There are two main ways to go about building a data federation, Shannigrahi explained. In one case, metadata are published and replicated within the federation—perhaps data that are already shared in multiple spaces. “So if you have an existing system that you want to publish through Hydra, all you have to do is take the names or endpoints, and then publish the metadata through Hydra. Anyone can go and query it, and all you return—instead of returning the actual biometric log—you return the URIs for your file,” he said.
But Hydra takes a different approach. “The way we are doing it, we are publishing the whole file into the system. We’re making copies and then replicating and making them available through the system.” Hydra links various data repositories that remain under institutional control. In this pilot, data were contributed by Clemson University; University of California, Los Angeles; Florida International University, while Tennessee Tech is the primary organization driving the pilot.

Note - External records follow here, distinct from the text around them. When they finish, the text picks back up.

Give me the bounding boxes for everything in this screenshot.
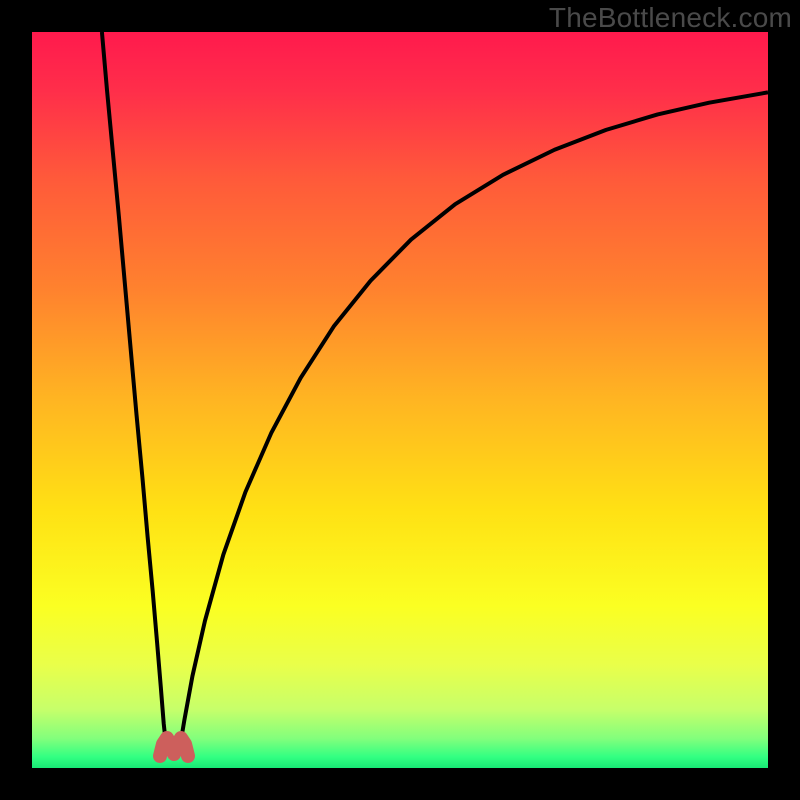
stage: TheBottleneck.com xyxy=(0,0,800,800)
nub-marker xyxy=(160,738,188,756)
plot-area xyxy=(32,32,768,768)
watermark-text: TheBottleneck.com xyxy=(549,2,792,34)
bottleneck-curve xyxy=(102,32,768,754)
curve-layer xyxy=(32,32,768,768)
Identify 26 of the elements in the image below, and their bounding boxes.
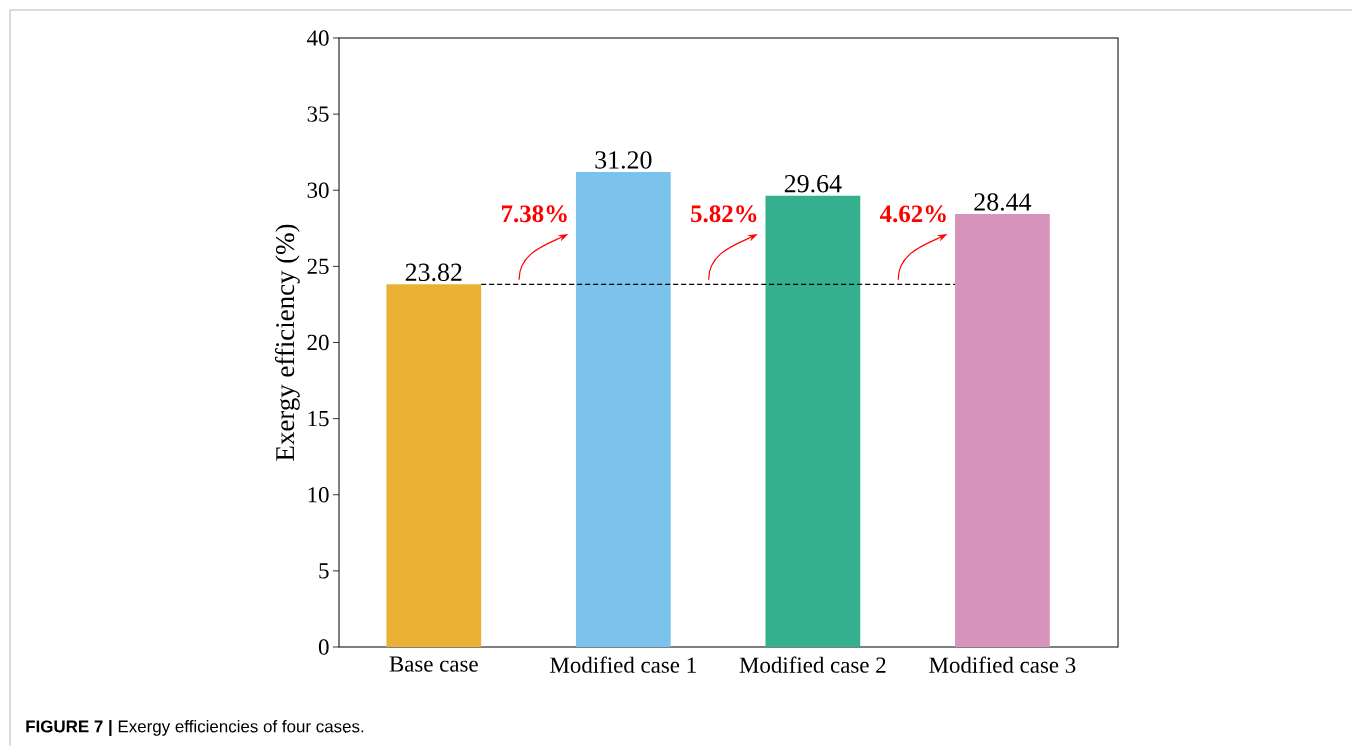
y-tick-label: 40 xyxy=(307,30,329,46)
bar xyxy=(765,195,861,647)
y-tick-label: 30 xyxy=(307,182,329,198)
data-label: 29.64 xyxy=(784,175,842,193)
y-axis-title: Exergy efficiency (%) xyxy=(274,224,300,461)
x-tick-label: Base case xyxy=(389,656,478,672)
annotation: 4.62% xyxy=(879,205,946,223)
text: FIGURE 7 | Exergy efficiencies of four cases. xyxy=(26,719,364,737)
y-tick-label: 35 xyxy=(307,106,329,122)
data-label: 23.82 xyxy=(405,263,462,282)
y-tick-label: 20 xyxy=(307,334,329,351)
bar xyxy=(386,284,482,647)
y-tick-label: 25 xyxy=(307,258,329,275)
y-tick-label: 10 xyxy=(308,487,329,503)
annotation: 7.38% xyxy=(501,205,567,223)
x-tick-label: Modified case 2 xyxy=(739,656,886,673)
x-tick-label: Modified case 3 xyxy=(929,656,1076,673)
y-tick-label: 0 xyxy=(318,639,329,655)
y-tick-label: 15 xyxy=(308,410,329,427)
annotation: 5.82% xyxy=(691,205,757,223)
data-label: 31.20 xyxy=(595,151,652,169)
bar xyxy=(575,171,671,647)
bar xyxy=(955,213,1050,647)
y-tick-label: 5 xyxy=(319,563,329,579)
x-tick-label: Modified case 1 xyxy=(550,656,696,673)
data-label: 28.44 xyxy=(974,193,1032,211)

The Hydra research prototype was tested on the National Science Foundation’s FABRIC testbed, Shannigrahi said, making use of the high-speed links between notes. So far, he reported, large scale experiments with 10 to 1,000 simulated users; workflows have been deployed to various cloud and computing platforms.
Design Priorities
Transparency is a particular goal. “The institutions should be able to tell which data is where, how they’re being replicated, how they’re being managed, etc,” Shannigrahi said. However he also stressed that for users, the process of accessing data should be seamless. Within Hydra, there are naming conventions that are agreed upon. Users can request a dataset by name without having to know where it is. If their access rights are sufficient, users then receive a pointer to those data.
Because Hydra uses a global namespace, Shannigrahi said, almost any technology can be used to request a file. “You can request it over HTTP; you can request it over FTP. You can use newer technologies like Named Data Networking, or you can expose a Globus endpoint if you want to. Everything should be supported.”
Each node maintains a global view of the data with metadata but does not hold all of the data. Data are replicated to other nodes based on each node’s FAVOR rating. “Here is the magic part,” Shannigrahi said. FAVOR is a tunable parameter that balances conflicting considerations for the nodes: cost of storage, bandwidth, and space. Hydra calculates a FAVOR rating and replicates data to the three geographically nearest nodes with the highest FAVOR ratings. Currently, Shannigrahi said, FAVOR is a global parameter—all files are considered equal. But he said they are working on adjusting FAVOR ratings to be more granular, so that, perhaps, one node may be able to prefer some types of data to another.
Nodes send out “heartbeat messages” to the network; node failure is clear as soon as a node goes silent. Because each node has a global view of the system, when a node fails, the missing replicates can be created elsewhere. If a node were to crash, then be relaunched nearly instantly, Shannigrahi said, the system may end up with four replicates of a dataset (the original three nodes plus a rescue copy created when a node crashed). In that case, he said, the extra replicate could be manually deleted.
Lessons Learned
Since the Hydra project launched in 2021, Shannigrahi said, the project has proven several points of principle. First that distributed federation for scientific datasets can improve the findability and accessibility of data. As a loosely coupled, self-organizing, and scalable open-source federated system, Hydra can manage file metadata, even when data are large.